Given the historical sensitivity around inducement, and because the healthcare industry has been conditioned to avoid universal reimbursement, it will take time for drug companies to accept this landmark shift in the FDA guidance, adopt this new vision, and be comfortable with the idea of reimbursement, even while clinical trials continue to fail, because they cannot recruit enough patients.
Patients with cancer continue to die in large numbers, many because they simply cannot afford the monthly travel expenses to get to a clinical trial with a medication that could potentially save their lives.
So, I have kept up the fight. After our success with California state lawmakers, I took the issue to other willing states, with the hope of having lawmakers reiterate the FDA guidance and issue new state legislations. In the past 2 years, we have successfully passed similar legislation in Pennsylvania, Texas, Illinois, and Wisconsin, and most recently Massachusetts, and new legislation has been introduced in Florida. Ohio, New York, and Maryland are next.
IMPACT: Improving Patient Access to Cancer Clinical Trials
California is now reaping the benefits of the AB1823 rule. Just 2 years after then-Governor Jerry Brown signed the bill into law, Lazarex Cancer Foundation launched its Improving Patient Access to Cancer Clinical Trials (IMPACT) program at the University of California-San Francisco Helen Diller Cancer Center and USC Norris Comprehensive Cancer Center with a major pharmaceutical company, Amgen, as its founding sponsor.

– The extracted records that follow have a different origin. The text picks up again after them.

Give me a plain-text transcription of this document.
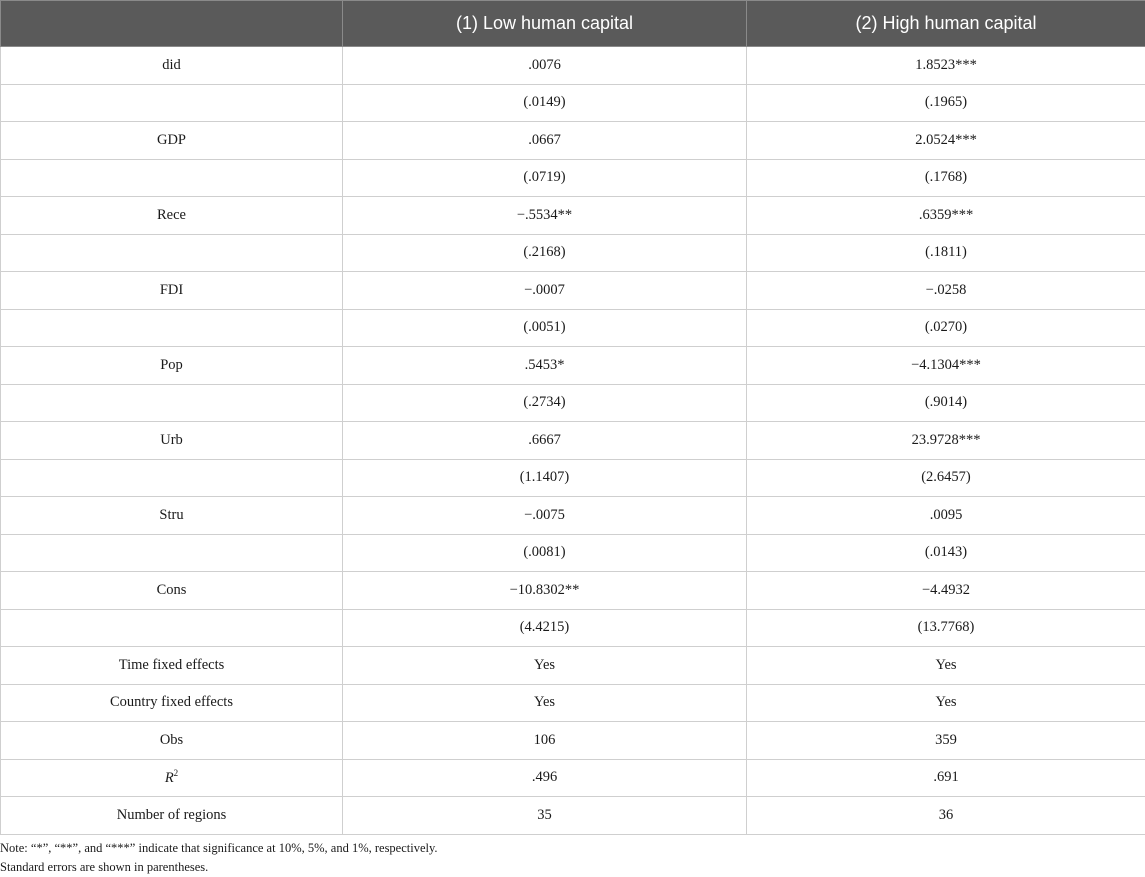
	(1) Low human capital	(2) High human capital
did	.0076	1.8523***
	(.0149)	(.1965)
GDP	.0667	2.0524***
	(.0719)	(.1768)
Rece	−.5534**	.6359***
	(.2168)	(.1811)
FDI	−.0007	−.0258
	(.0051)	(.0270)
Pop	.5453*	−4.1304***
	(.2734)	(.9014)
Urb	.6667	23.9728***
	(1.1407)	(2.6457)
Stru	−.0075	.0095
	(.0081)	(.0143)
Cons	−10.8302**	−4.4932
	(4.4215)	(13.7768)
Time fixed effects	Yes	Yes
Country fixed effects	Yes	Yes
Obs	106	359
$R^2$	.496	.691
Number of regions	35	36
Note: “*”, “**”, and “***” indicate that significance at 10%, 5%, and 1%, respectively.
Standard errors are shown in parentheses.
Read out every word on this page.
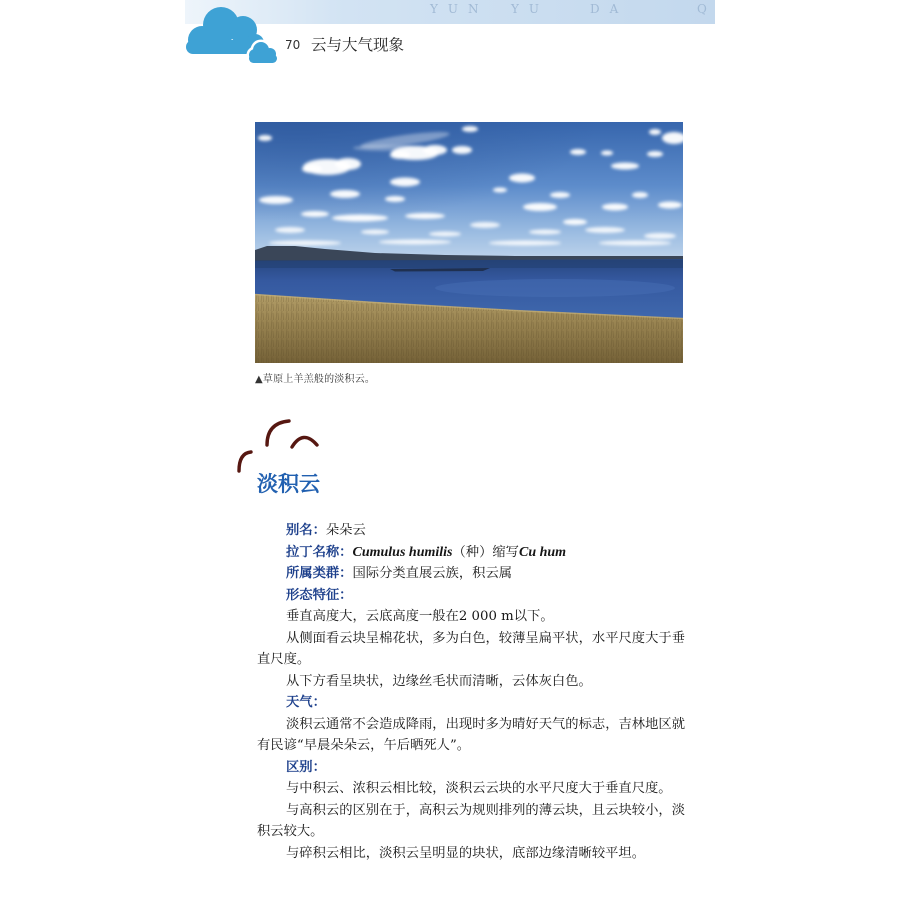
YUN YU	DA	Q
70 云与大气现象
▲草原上羊羔般的淡积云。
淡积云
别名：朵朵云
拉丁名称：Cumulus humilis（种）缩写Cu hum
所属类群：国际分类直展云族，积云属
形态特征：
垂直高度大，云底高度一般在2 000 m以下。
从侧面看云块呈棉花状，多为白色，较薄呈扁平状，水平尺度大于垂
直尺度。
从下方看呈块状，边缘丝毛状而清晰，云体灰白色。
天气：
淡积云通常不会造成降雨，出现时多为晴好天气的标志，吉林地区就
有民谚“早晨朵朵云，午后晒死人”。
区别：
与中积云、浓积云相比较，淡积云云块的水平尺度大于垂直尺度。
与高积云的区别在于，高积云为规则排列的薄云块，且云块较小，淡
积云较大。
与碎积云相比，淡积云呈明显的块状，底部边缘清晰较平坦。
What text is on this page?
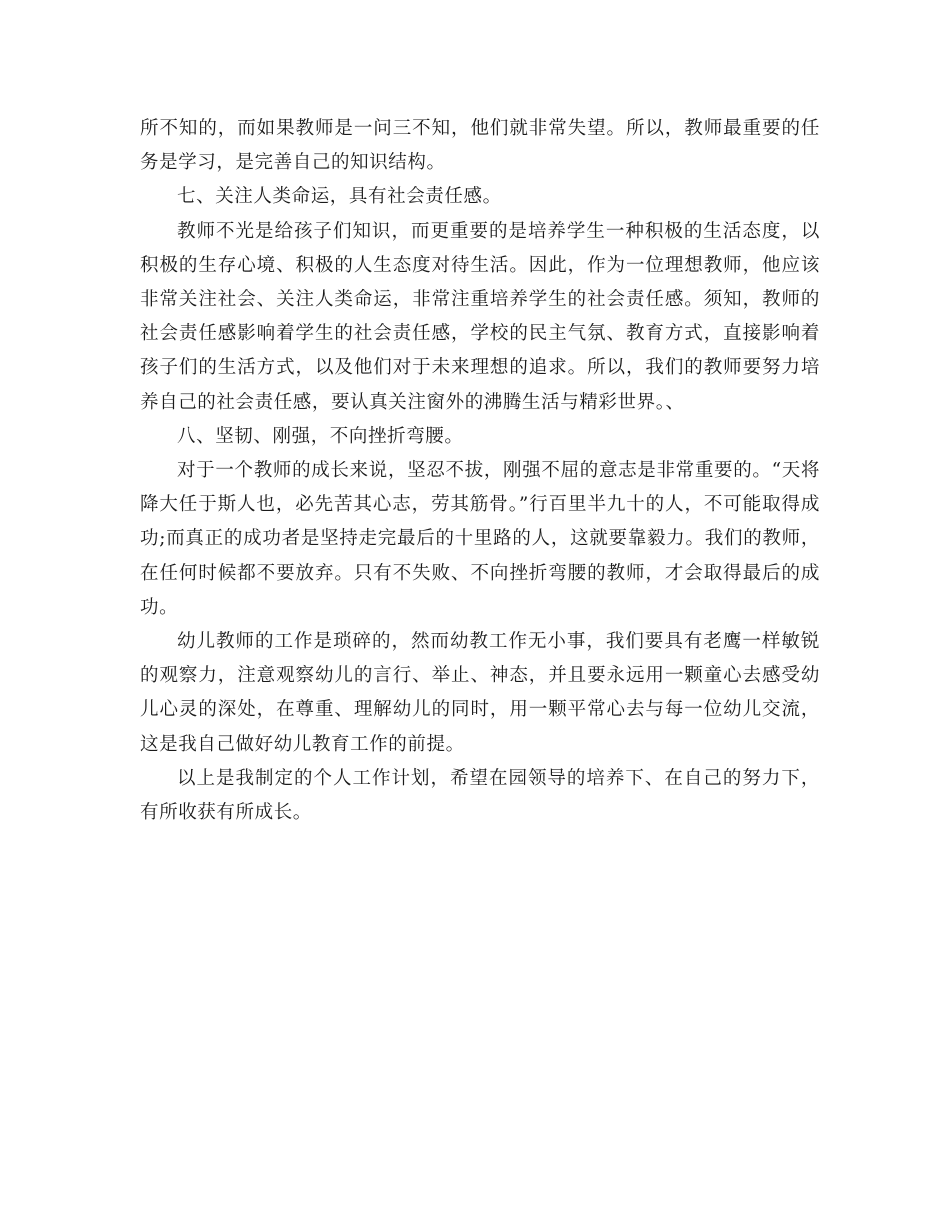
所不知的，而如果教师是一问三不知，他们就非常失望。所以，教师最重要的任务是学习，是完善自己的知识结构。

七、关注人类命运，具有社会责任感。

教师不光是给孩子们知识，而更重要的是培养学生一种积极的生活态度，以积极的生存心境、积极的人生态度对待生活。因此，作为一位理想教师，他应该非常关注社会、关注人类命运，非常注重培养学生的社会责任感。须知，教师的社会责任感影响着学生的社会责任感，学校的民主气氛、教育方式，直接影响着孩子们的生活方式，以及他们对于未来理想的追求。所以，我们的教师要努力培养自己的社会责任感，要认真关注窗外的沸腾生活与精彩世界。、

八、坚韧、刚强，不向挫折弯腰。

对于一个教师的成长来说，坚忍不拔，刚强不屈的意志是非常重要的。“天将降大任于斯人也，必先苦其心志，劳其筋骨。”行百里半九十的人，不可能取得成功;而真正的成功者是坚持走完最后的十里路的人，这就要靠毅力。我们的教师，在任何时候都不要放弃。只有不失败、不向挫折弯腰的教师，才会取得最后的成功。

幼儿教师的工作是琐碎的，然而幼教工作无小事，我们要具有老鹰一样敏锐的观察力，注意观察幼儿的言行、举止、神态，并且要永远用一颗童心去感受幼儿心灵的深处，在尊重、理解幼儿的同时，用一颗平常心去与每一位幼儿交流，这是我自己做好幼儿教育工作的前提。

以上是我制定的个人工作计划，希望在园领导的培养下、在自己的努力下，有所收获有所成长。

Recently, 2 other major drug companies, Merck and Genentech, have also invested in our IMPACT program. Through IMPACT, patients who enroll in a clinical trial are offered reimbursements at the time of consent for their travel to the clinic where that clinical trial is being conducted. This allows them to enroll and stay enrolled in the clinical trial without financial concern over travel.
IMPACT is showing success: our preliminary unpublished results show that 63% of our participants are minority patients, and about half (53%) of them are from households with an average annual income of less than $25,000.

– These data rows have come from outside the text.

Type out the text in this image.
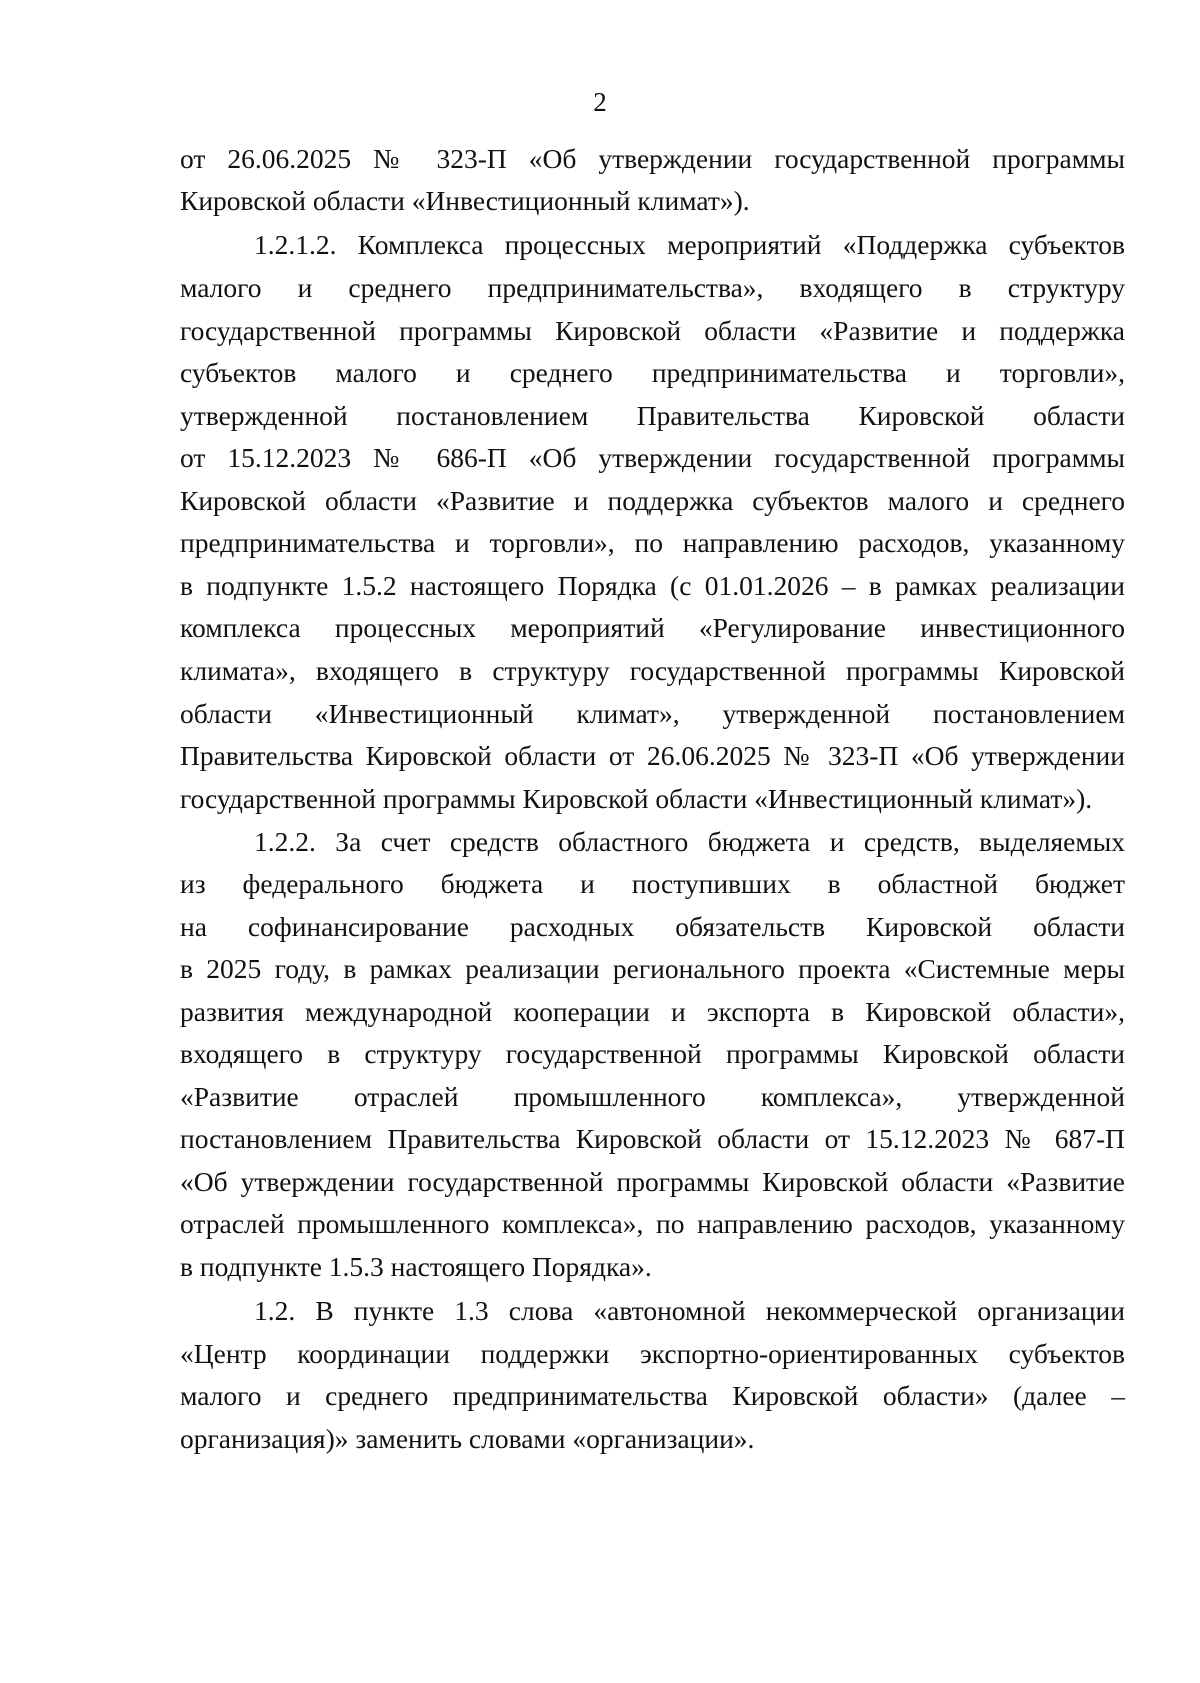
2
от 26.06.2025 № 323-П «Об утверждении государственной программы
Кировской области «Инвестиционный климат»).
1.2.1.2. Комплекса процессных мероприятий «Поддержка субъектов
малого и среднего предпринимательства», входящего в структуру
государственной программы Кировской области «Развитие и поддержка
субъектов малого и среднего предпринимательства и торговли»,
утвержденной постановлением Правительства Кировской области
от 15.12.2023 № 686-П «Об утверждении государственной программы
Кировской области «Развитие и поддержка субъектов малого и среднего
предпринимательства и торговли», по направлению расходов, указанному
в подпункте 1.5.2 настоящего Порядка (с 01.01.2026 – в рамках реализации
комплекса процессных мероприятий «Регулирование инвестиционного
климата», входящего в структуру государственной программы Кировской
области «Инвестиционный климат», утвержденной постановлением
Правительства Кировской области от 26.06.2025 № 323-П «Об утверждении
государственной программы Кировской области «Инвестиционный климат»).
1.2.2. За счет средств областного бюджета и средств, выделяемых
из федерального бюджета и поступивших в областной бюджет
на софинансирование расходных обязательств Кировской области
в 2025 году, в рамках реализации регионального проекта «Системные меры
развития международной кооперации и экспорта в Кировской области»,
входящего в структуру государственной программы Кировской области
«Развитие отраслей промышленного комплекса», утвержденной
постановлением Правительства Кировской области от 15.12.2023 № 687-П
«Об утверждении государственной программы Кировской области «Развитие
отраслей промышленного комплекса», по направлению расходов, указанному
в подпункте 1.5.3 настоящего Порядка».
1.2. В пункте 1.3 слова «автономной некоммерческой организации
«Центр координации поддержки экспортно-ориентированных субъектов
малого и среднего предпринимательства Кировской области» (далее –
организация)» заменить словами «организации».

Clearly these are patients who could never consider participating in a clinical trial without receiving reimbursement for their travel expenses.

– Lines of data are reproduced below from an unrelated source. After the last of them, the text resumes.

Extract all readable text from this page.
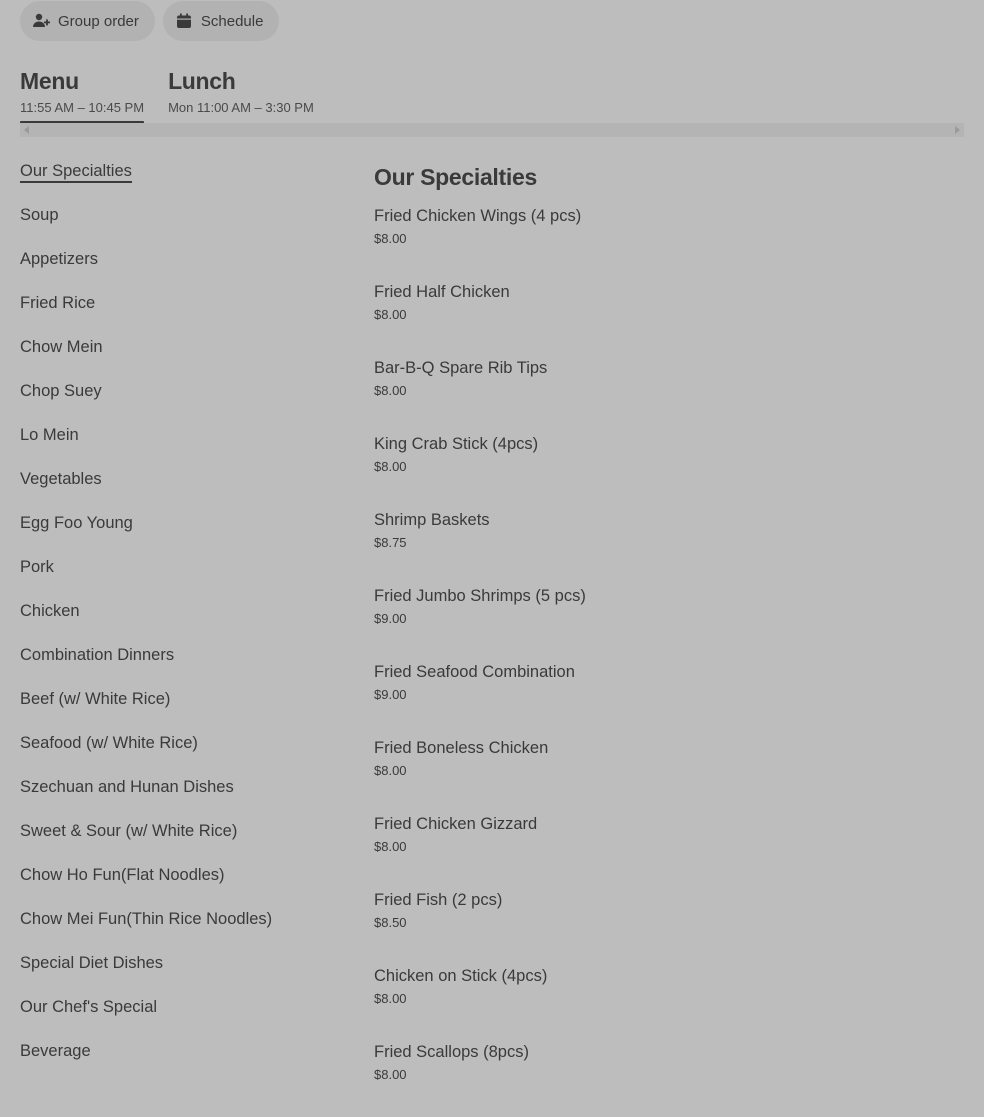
Group order	Schedule
Menu
11:55 AM – 10:45 PM
Lunch
Mon 11:00 AM – 3:30 PM
Our Specialties
Soup
Appetizers
Fried Rice
Chow Mein
Chop Suey
Lo Mein
Vegetables
Egg Foo Young
Pork
Chicken
Combination Dinners
Beef (w/ White Rice)
Seafood (w/ White Rice)
Szechuan and Hunan Dishes
Sweet & Sour (w/ White Rice)
Chow Ho Fun(Flat Noodles)
Chow Mei Fun(Thin Rice Noodles)
Special Diet Dishes
Our Chef's Special
Beverage
Our Specialties
Fried Chicken Wings (4 pcs)
$8.00
Fried Half Chicken
$8.00
Bar-B-Q Spare Rib Tips
$8.00
King Crab Stick (4pcs)
$8.00
Shrimp Baskets
$8.75
Fried Jumbo Shrimps (5 pcs)
$9.00
Fried Seafood Combination
$9.00
Fried Boneless Chicken
$8.00
Fried Chicken Gizzard
$8.00
Fried Fish (2 pcs)
$8.50
Chicken on Stick (4pcs)
$8.00
Fried Scallops (8pcs)
$8.00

Helping patients with cancer achieve better health outcomes and addressing health disparities are our challenges. Getting patients to their clinical trials—and making sure we are helping all patients, regardless of their social or economic status—should not be a challenge. There are solutions, and it is time to embrace them.
- California Legislative Information. AB-1823 California Cancer Clinical Trials Program. (2015-2016). Assembly Bill No. 1823. Chapter 661. September 26, 2016. https://leginfo.legislature.ca.gov/faces/billTextClient.xhtml?bill_id=201520160AB1823.
- Office of the Commissioner, Office of Clinical Policy and Programs, Office of Clinical Policy, Office of Good Clinical Practice. Payment and Reimbursement to Research Subjects. January 2018. www.fda.gov/regulatory-information/search-fda-guidance-documents/payment-and-reimbursement-research-subjects?utm_campaign=Payment%20for%20Research%20Subjects%20Information%20Sheet&utm_medium=email&utm_source=Eloqua.